Quite coincidently today I remember the day of my father's passing. It was 10 years ago the Lord decided it was time to bring my father home to be with him. Though it has been so long, the feeling and longing is still strong. There is still heartache and times where I can't breath from missing him so.
He never saw his grandchildren. Something that I knew he waited for so long. There are moments when the kids do something special or funny I catch myself wishing he could be here to see it.
When I was little, my father always took time for me. He would take me to the park or play games with me. Even in his busy schedule, he would make sure to be present for all major events like school concerts or church pageants. He loved to get down and dirty with me to dig up for bugs or run out and help me ride my bike. I know he would have done the same with our boys.
I love my mother very much but I am a proud daddy's girl. In my father's eyes I could do not wrong. Sometimes, when people ask whether I wished our family had a daughter, I jokingly answer that I was so spoiled by my father that I can't imagine having to share the title of the only princess of the house.

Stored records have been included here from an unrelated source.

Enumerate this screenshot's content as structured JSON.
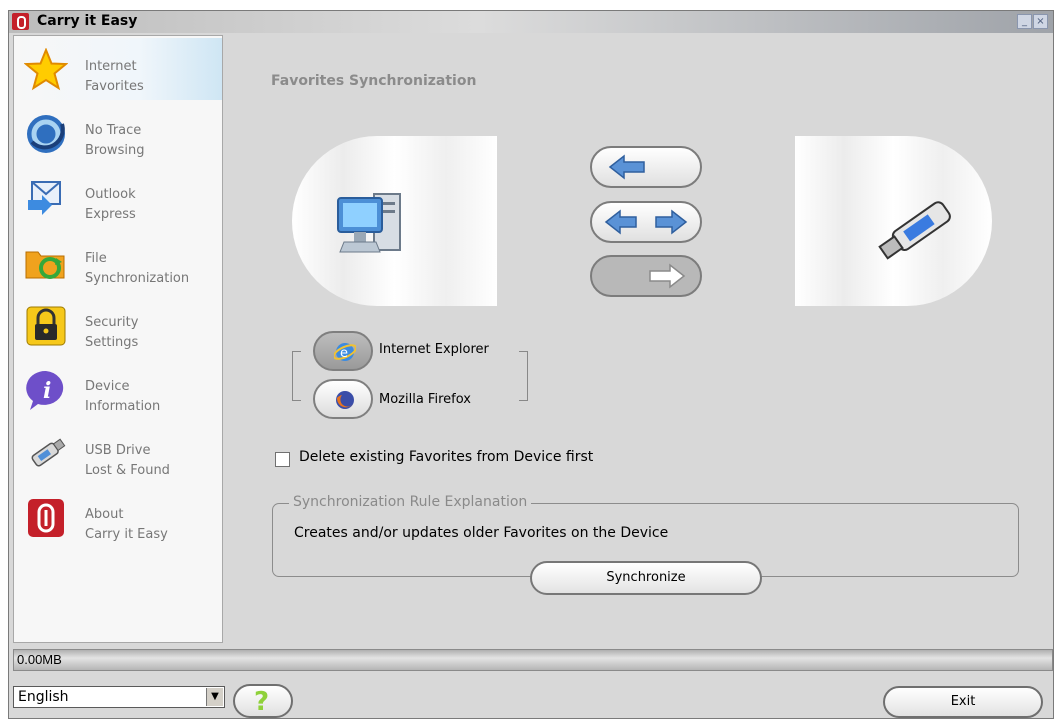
{
  "window": {
    "title": "Carry it Easy",
    "controls": {
      "minimize": "_",
      "close": "×"
    }
  },
  "sidebar": {
    "items": [
      {
        "label": "Internet\nFavorites",
        "icon": "star-icon",
        "active": true
      },
      {
        "label": "No Trace\nBrowsing",
        "icon": "no-trace-icon",
        "active": false
      },
      {
        "label": "Outlook\nExpress",
        "icon": "outlook-icon",
        "active": false
      },
      {
        "label": "File\nSynchronization",
        "icon": "folder-sync-icon",
        "active": false
      },
      {
        "label": "Security\nSettings",
        "icon": "padlock-icon",
        "active": false
      },
      {
        "label": "Device\nInformation",
        "icon": "info-icon",
        "active": false
      },
      {
        "label": "USB Drive\nLost & Found",
        "icon": "usb-drive-icon",
        "active": false
      },
      {
        "label": "About\nCarry it Easy",
        "icon": "app-logo-icon",
        "active": false
      }
    ]
  },
  "main": {
    "section_title": "Favorites Synchronization",
    "sync_direction_options": [
      "device-to-computer",
      "bidirectional",
      "computer-to-device"
    ],
    "browsers": [
      {
        "label": "Internet Explorer",
        "icon": "ie-icon",
        "selected": true
      },
      {
        "label": "Mozilla Firefox",
        "icon": "firefox-icon",
        "selected": false
      }
    ],
    "delete_checkbox": {
      "label": "Delete existing Favorites from Device first",
      "checked": false
    },
    "rule": {
      "legend": "Synchronization Rule Explanation",
      "text": "Creates and/or updates older Favorites on the Device"
    },
    "sync_button_label": "Synchronize"
  },
  "status": {
    "progress_text": "0.00MB"
  },
  "footer": {
    "language": "English",
    "help_label": "?",
    "exit_label": "Exit"
  },
  "colors": {
    "brand_red": "#c4202a",
    "arrow_blue": "#5a92d6",
    "background": "#d8d8d8"
  }
}
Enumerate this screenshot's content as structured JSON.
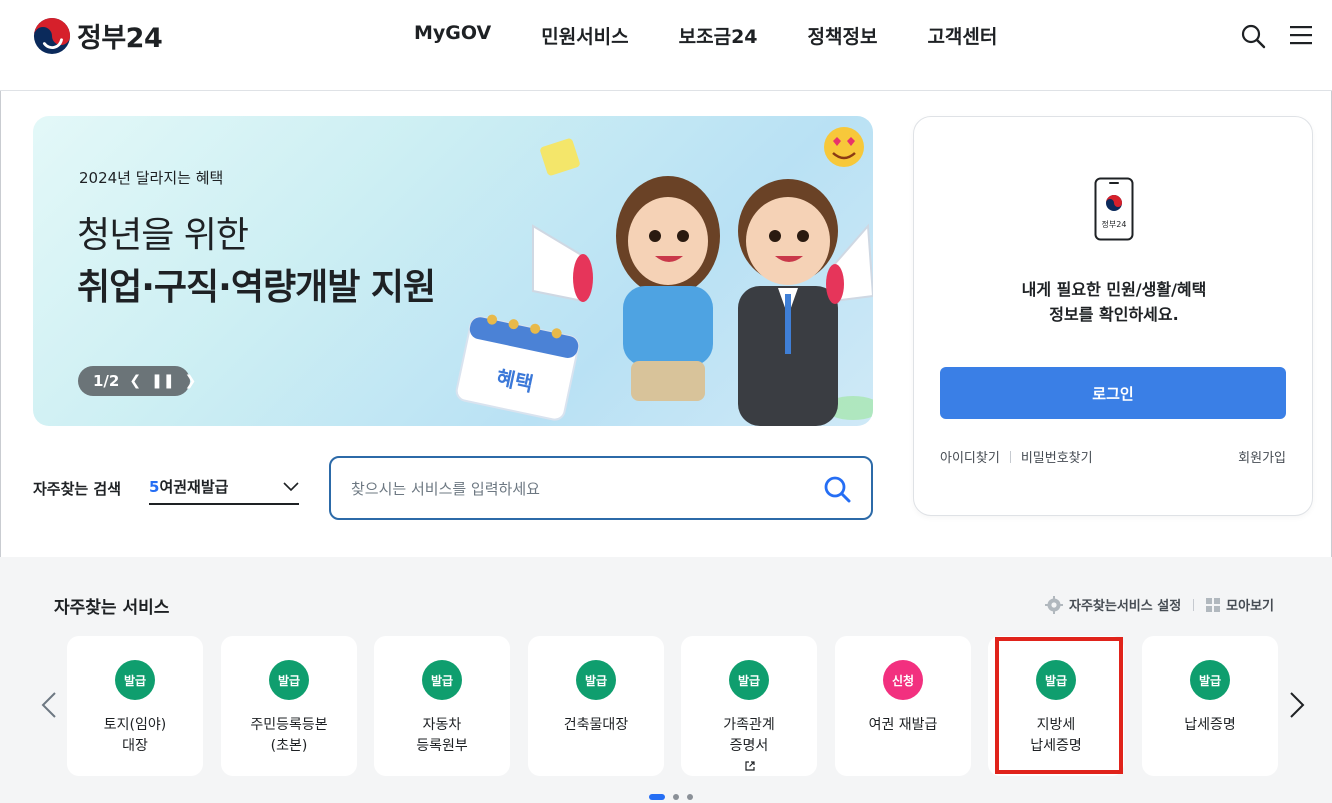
{
  "header": {
    "logo_text": "정부24",
    "nav": [
      "MyGOV",
      "민원서비스",
      "보조금24",
      "정책정보",
      "고객센터"
    ]
  },
  "banner": {
    "eyebrow": "2024년 달라지는 혜택",
    "title_line1": "청년을 위한",
    "title_line2": "취업·구직·역량개발 지원",
    "page_indicator": "1/2",
    "calendar_text": "혜택"
  },
  "login_card": {
    "app_label": "정부24",
    "message_line1": "내게 필요한 민원/생활/혜택",
    "message_line2": "정보를 확인하세요.",
    "login_button": "로그인",
    "find_id": "아이디찾기",
    "find_password": "비밀번호찾기",
    "signup": "회원가입"
  },
  "frequent_search": {
    "label": "자주찾는 검색",
    "selected_rank": "5",
    "selected_text": "여권재발급"
  },
  "search": {
    "placeholder": "찾으시는 서비스를 입력하세요"
  },
  "services": {
    "title": "자주찾는 서비스",
    "settings_label": "자주찾는서비스 설정",
    "view_all_label": "모아보기",
    "badge_colors": {
      "발급": "#0f9e6e",
      "신청": "#f2307f"
    },
    "items": [
      {
        "badge": "발급",
        "line1": "토지(임야)",
        "line2": "대장"
      },
      {
        "badge": "발급",
        "line1": "주민등록등본",
        "line2": "(초본)"
      },
      {
        "badge": "발급",
        "line1": "자동차",
        "line2": "등록원부"
      },
      {
        "badge": "발급",
        "line1": "건축물대장",
        "line2": ""
      },
      {
        "badge": "발급",
        "line1": "가족관계",
        "line2": "증명서"
      },
      {
        "badge": "신청",
        "line1": "여권 재발급",
        "line2": ""
      },
      {
        "badge": "발급",
        "line1": "지방세",
        "line2": "납세증명"
      },
      {
        "badge": "발급",
        "line1": "납세증명",
        "line2": ""
      }
    ],
    "highlighted_item": "지방세 납세증명",
    "carousel_pages": 3,
    "current_page": 1
  }
}
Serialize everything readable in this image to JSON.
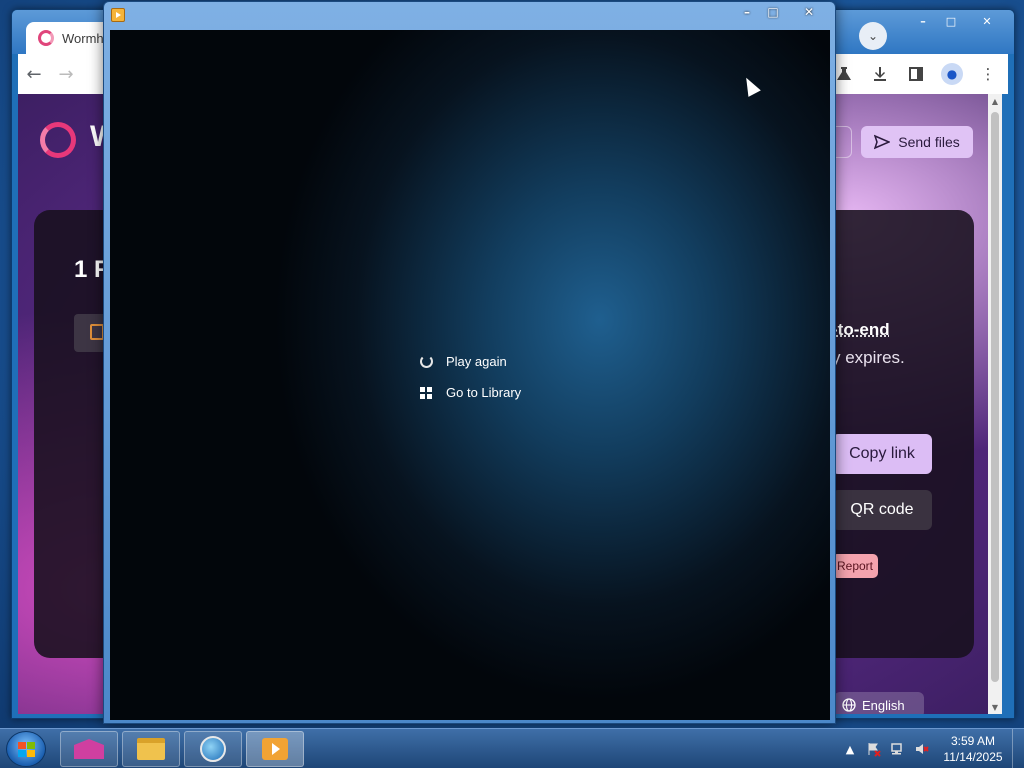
{
  "browser": {
    "tab_title": "Wormh",
    "tab_dropdown_icon": "chevron-down-icon",
    "controls": {
      "minimize": "–",
      "maximize": "□",
      "close": "✕"
    },
    "nav": {
      "back": "←",
      "forward": "→"
    },
    "toolbar_icons": [
      "labs-flask-icon",
      "download-icon",
      "side-panel-icon",
      "profile-icon",
      "menu-kebab-icon"
    ],
    "menu_glyph": "⋮"
  },
  "page": {
    "logo_letter": "W",
    "send_files_label": "Send files",
    "card_heading": "1 F",
    "e2e_text": "-to-end",
    "expires_text": "y expires.",
    "copy_link_label": "Copy link",
    "qr_code_label": "QR code",
    "report_label": "Report",
    "language_label": "English"
  },
  "player": {
    "controls": {
      "minimize": "–",
      "maximize": "□",
      "close": "✕"
    },
    "menu": [
      {
        "label": "Play again",
        "icon": "replay-icon"
      },
      {
        "label": "Go to Library",
        "icon": "library-icon"
      }
    ]
  },
  "taskbar": {
    "apps": [
      "wormhole-app",
      "file-explorer",
      "internet-explorer",
      "media-player"
    ],
    "clock_time": "3:59 AM",
    "clock_date": "11/14/2025",
    "tray_arrow": "▲"
  },
  "colors": {
    "accent_pink": "#e8387a",
    "send_files_bg": "#e0c3f5",
    "copy_link_bg": "#dcbdf5",
    "report_bg": "#f4a3ae",
    "windows_flag": [
      "#f35325",
      "#81bc06",
      "#05a6f0",
      "#ffba08"
    ]
  }
}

I have heard many times that people say their perspective of God the father is reflective of how they perceive their own father; some as a hard and unforgiving or some as weak and soft. I can agree with that at some level. Even though my father wasn't perfect, and there were times we really conflicted, overall I adored my father. I always strived to please him and knew he loved me so much. Before my husband, he was the man I would run to if I was in trouble. As a little girl, if I got hurt, I would run into his arms. I can still remember his embrace and smell.
And that is how much I adore God. I wasn't perfect. I made many mistakes, but God was always on my side and I knew He loved me. If there was any trouble, I could run into our father God's arms.
This is also what drives me to share about God's love in Thailand. Sadly there are many who have never experienced this unconditional love; Lives empty or shattered. My heart burns to show them the father's love. To tell them that even when all seem lost there is hope and a love so beautiful and healing. Accepting you and inviting you.
So today, I remember my father and I hope I am making him proud. I am also asking Father God to continue to burden my heart for the Thais and all people to know of His great love for us.
Would you kindly say a prayer for Thailand and for our family to continue to be faithful to God's calling to us? Thank you dear friends.